4.5.21

A Gaffe divergente

Michael Kutsche

A Gaffe, por estes dias, ficou admiradora incondicional de Bernardo Moniz da Maia, ultrapassando desta forma o desregramento idílico que tinha de quando em vez pelo mavioso e mafioso Berardo.
As cascalhadas do comendador já não ressoam nos corredores da Assembleia da República; a circunspecção do olvido financeiro de Salgado já não parece excitar as bancadas mais concupiscentes do semicírculo; os escárnios e maldizeres do filósofo de panela de pressão parisiense que - diz-se -, sorvia as profundezas do cozido do amigo, já não é de foguetório, pois que um juiz só encontrou o vapor, e nem sequer a energética figura do gestor medalhado que fundiu o fusível da empresa, electriza os assentos parlamentares.

A Gaffe encontra em Bernardo Moniz da Maia o inesperado, o original, o quase genial. O Bernardo é um primoroso príncipe da paródia nacional, a mais requintada fossa da soberba. Um aprimorado pândego capaz de uma monumental indiferença e colossal desprezo ultraterrestre pelas demandas da arraia miúda. O Bernardo consente ser considerado um indigente mental, um imbecil trauliteiro, o centro de galhofa colectiva, um idiota insciente e néscio, mas só depois de ter encontrado no povo português um mealheiro de quinhentos milhões de euros que usará para o que der e sobretudo vier, que neste momento só veio com um parco carrito em leasing.

A representação impossível de Moniz da Maia perante um público convenientemente eleito e que muito se divertiu, é uma obra-prima de menosprezo, de desdém e de sobranceria, que diminui de forma bizarra, mas demasiado eficaz, os meninos deputados e as meninas deputadas que sorriram perante tanto cretinismo e abafaram as risadinhas, descurando o facto da sua própria figura e seu próprio papel na confrangedora peça fazer acreditar que seriam a origem do escárnio do inquirido no final do acto.

Moniz da Maia desvenerou de uma forma levada ao extremo, a trambicada da Assembleia - e as gentes que a elegeram -, ao ponto de lhe ser desapegada e vazia a possibilidade de o considerarem doente mental.

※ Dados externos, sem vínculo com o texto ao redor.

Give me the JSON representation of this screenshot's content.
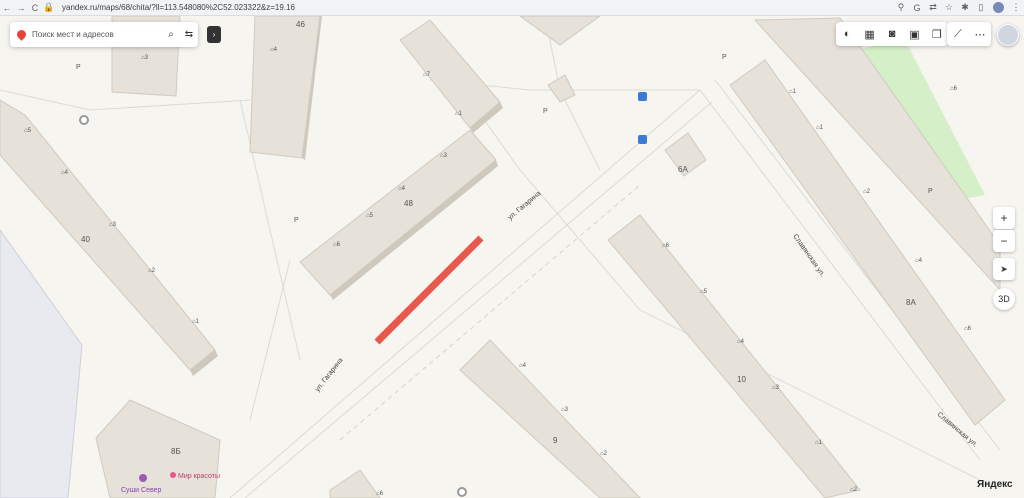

Quinhentos milhões de euros valem bem um país a troçar da figura de tanso e de palerma que mimamos para descansarmos depois nos paraísos que quisermos, enviando a conta aos papalvos que divertidos abafaram as gargalhadinhas das suas tão comprovadas superioridades mentais.

O Bernardo é absolutamente diferente daquele cavalheiro cansativo, muito Downton Abbey, incapaz de assumir o mais ínfimo resvalo social, humano, humanitário ou mesmo financeiro, mas que esconde nos silêncios esconsos de dentro de si um psicopata porco - um porco psicopata -, que se viciou em cocaína e indiferença e que gosta de chafurdar na lama e de arrancar os dentes aos serviçais.

O Bernardo é diferente. Não usa smoking.